Dive Brief:
- Most organizations favor hybrid IT strategies that combine private and public cloud with colocation data center deployments, according to a CoreSite report published Tuesday. The data center provider and American Tower subsidiary commissioned research firm Foundry to survey 300 IT leaders for its fifth annual State of the Data Center report.
- Hybrid models have gained greater enterprise traction in the last three years, CoreSite found. Three in five organizations surveyed this year already maintain a hybrid environment, compared to 58% in 2023 and 55% in 2022.

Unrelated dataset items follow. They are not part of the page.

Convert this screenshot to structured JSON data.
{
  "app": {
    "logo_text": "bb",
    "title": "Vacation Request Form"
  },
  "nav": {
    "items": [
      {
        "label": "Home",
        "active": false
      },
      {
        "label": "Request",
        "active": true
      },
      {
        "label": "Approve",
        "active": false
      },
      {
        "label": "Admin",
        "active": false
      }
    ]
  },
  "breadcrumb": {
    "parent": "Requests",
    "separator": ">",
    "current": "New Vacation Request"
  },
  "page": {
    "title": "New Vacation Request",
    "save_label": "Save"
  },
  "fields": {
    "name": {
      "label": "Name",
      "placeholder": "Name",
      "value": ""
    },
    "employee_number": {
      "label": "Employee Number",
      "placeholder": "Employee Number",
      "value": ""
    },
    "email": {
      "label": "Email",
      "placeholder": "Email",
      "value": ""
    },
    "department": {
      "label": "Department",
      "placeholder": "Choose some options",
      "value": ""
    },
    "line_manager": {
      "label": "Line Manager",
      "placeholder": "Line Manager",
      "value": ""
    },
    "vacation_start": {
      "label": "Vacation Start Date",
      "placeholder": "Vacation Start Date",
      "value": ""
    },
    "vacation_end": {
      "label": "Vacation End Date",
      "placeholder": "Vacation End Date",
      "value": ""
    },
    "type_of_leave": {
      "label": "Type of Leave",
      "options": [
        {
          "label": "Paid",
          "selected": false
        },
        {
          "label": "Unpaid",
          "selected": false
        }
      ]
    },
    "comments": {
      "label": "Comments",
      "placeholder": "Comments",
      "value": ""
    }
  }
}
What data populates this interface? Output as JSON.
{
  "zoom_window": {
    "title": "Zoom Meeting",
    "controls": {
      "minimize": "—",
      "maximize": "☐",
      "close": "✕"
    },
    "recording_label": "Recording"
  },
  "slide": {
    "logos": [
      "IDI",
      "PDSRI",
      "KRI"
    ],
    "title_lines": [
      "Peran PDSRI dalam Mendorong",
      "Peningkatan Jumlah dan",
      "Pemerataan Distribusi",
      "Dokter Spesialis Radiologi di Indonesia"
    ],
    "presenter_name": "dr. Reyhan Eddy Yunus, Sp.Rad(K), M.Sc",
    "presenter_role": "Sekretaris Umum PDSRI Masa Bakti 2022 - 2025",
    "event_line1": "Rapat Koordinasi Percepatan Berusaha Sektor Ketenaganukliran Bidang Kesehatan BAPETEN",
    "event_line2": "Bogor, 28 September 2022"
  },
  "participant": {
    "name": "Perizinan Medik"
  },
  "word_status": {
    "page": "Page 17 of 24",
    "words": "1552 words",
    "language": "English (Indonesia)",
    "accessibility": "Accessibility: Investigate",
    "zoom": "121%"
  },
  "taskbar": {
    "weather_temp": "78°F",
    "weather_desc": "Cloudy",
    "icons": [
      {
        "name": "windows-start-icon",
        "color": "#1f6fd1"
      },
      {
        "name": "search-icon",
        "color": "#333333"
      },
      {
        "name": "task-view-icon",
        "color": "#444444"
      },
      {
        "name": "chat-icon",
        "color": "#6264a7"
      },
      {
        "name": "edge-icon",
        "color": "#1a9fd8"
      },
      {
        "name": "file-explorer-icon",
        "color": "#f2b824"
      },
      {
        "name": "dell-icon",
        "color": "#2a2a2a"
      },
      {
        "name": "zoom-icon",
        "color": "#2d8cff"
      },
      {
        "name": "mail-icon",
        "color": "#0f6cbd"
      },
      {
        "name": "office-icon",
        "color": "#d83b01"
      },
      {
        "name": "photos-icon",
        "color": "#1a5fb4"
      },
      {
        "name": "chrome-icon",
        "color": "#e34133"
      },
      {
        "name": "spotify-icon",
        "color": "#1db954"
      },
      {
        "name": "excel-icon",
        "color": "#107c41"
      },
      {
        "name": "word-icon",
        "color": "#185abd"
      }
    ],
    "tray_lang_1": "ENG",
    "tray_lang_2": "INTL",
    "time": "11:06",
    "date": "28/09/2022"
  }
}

- The increase in hybrid adoption reflects a tension between two enterprise imperatives. CIOs want to rein in IT spending without sacrificing scalability and connectivity as compute-hungry generative AI technologies and ongoing digital transformation drive up infrastructure needs, according to the report.
Dive Insight:
Competing IT priorities are helping write a new chapter for hybrid solutions, as CIOs seek out the optimal environments for specific workloads. Applications with variable compute needs benefit from the buy-as-you-go provisioning of public cloud, while those with less fluctuation run more efficiently on-prem.
“Cloud is still growing very aggressively,” Dennis Hahn, principal analyst at Omdia, said. “People are just using it more wisely, being more purposeful in their placement of applications, because they understand the benefits and some of the disadvantages of cloud.”
Colocation facilities occupy a middle ground, where CIOs can direct high-density workloads without letting compute bills get out of hand. More than 2 in 5 respondents said they deploy generative AI tools, including chatbots and virtual assistants, in off-prem data centers. Nine in 10 have plans to move generative AI applications to colocation environments rather than public cloud.
“You don't have to own and operate a data center to be operating a private cloud or a private AI cloud,” Dell SVP of AI Strategy Matt Baker told CIO Dive in April. “If facilities aren’t your forte, you can run your AI in a colocation facility.”
Cost was the prime driver of colocation adoption for ERP systems and automation tools. Cloud connectivity was another reason CIOs turned to private data centers to augment on-prem storage and backup capacity.
But multicloud interoperability remains a challenge. Fewer than one-third of respondents said their current colocation provider has adequate integrations with more than one public cloud provider.
CIOs looking for private data center space are contending with an additioinal complication — a capacity crunch in many major markets.
Despite an ongoing building boom led by AWS and Microsoft, rental fees for colocation space in North America increased 20% year over year during the first three months of 2024, according to CBRE research. The price spike reflected a dearth of availability, as vacancy rates dropped to the low single digits in heavy usage regions like Chicago, Northern Virginia and the Pacific Northwest.
CoreSite and its parent company are building out, too. American Tower broke ground on the first of its edge data centers, located in Raleigh, North Carolina, in June. CoreSite received approval to build its third New York-region facility and a three-building campus to serve the Denver area in December.
Disclosure: CIO Dive and Omdia are both owned by Informa. Omdia has no influence over CIO Dive’s coverage.